Competition law issues aside, so far only Broad has submitted key CRISPR-Cas9 patents for consideration in the pool. UC Berkeley must also contribute foundational patents for it to be a commercial success.
Can patients be the winners?
In the end, if patients are to benefit from the CRISPR-Cas9 technologies, the question of where to draw the line in the IP sand has to be asked. If translational research is being hampered by a patent war, is it time to reassess the balance between legal monopoly and social responsibility?

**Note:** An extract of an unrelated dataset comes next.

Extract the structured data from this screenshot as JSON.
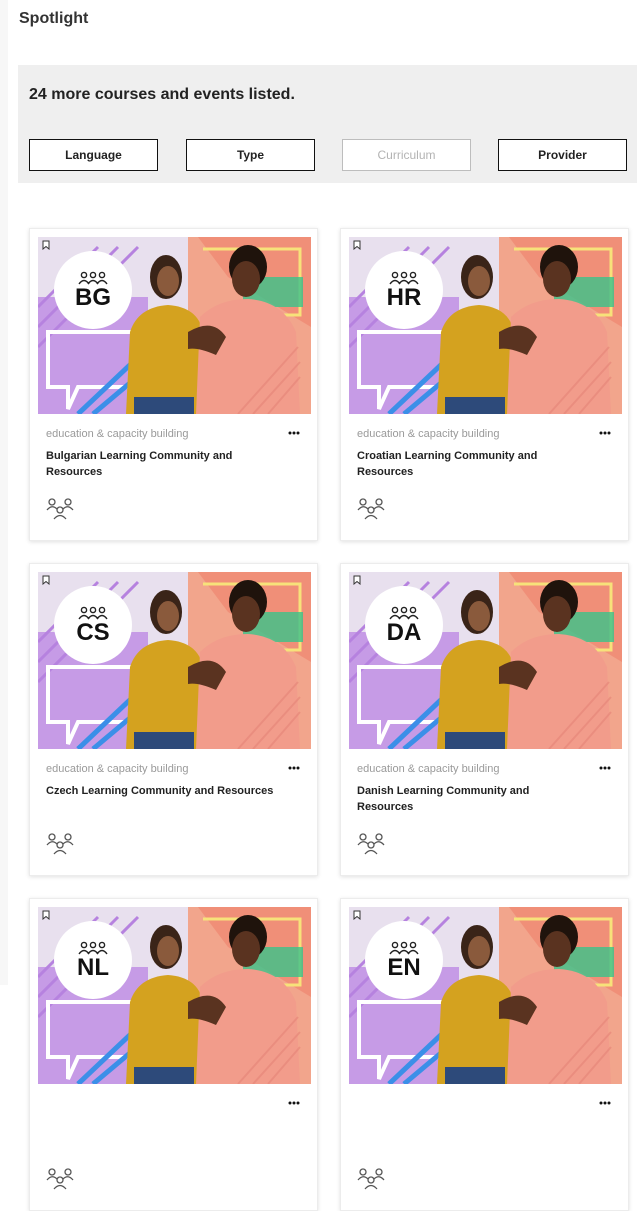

When polymerase chain reaction (PCR) technology gained traction in the 1980s and 1990s, Cetus, which was the patent owner, employed a “hands-off” approach, licensing the diagnostic rights to Kodak and Roche. These companies, along with manufacturers such as Perkin-Elmer, went on to develop further applications for PCR, now one of the most well-established biological research tools available today in widespread use for tremendous human benefit.
The PCR and CRISPR-Cas9 stories have some key differences: PCR was developed in a commercial environment and with a patent strategy in mind. The development of PCR won its inventor, Kary Mullis, the Nobel Prize in Chemistry in 1993. The significance of CRISPR-Cas9 is undeniable, but only time will tell whether ownership issues limit its evolution and universal adoption in scientific research.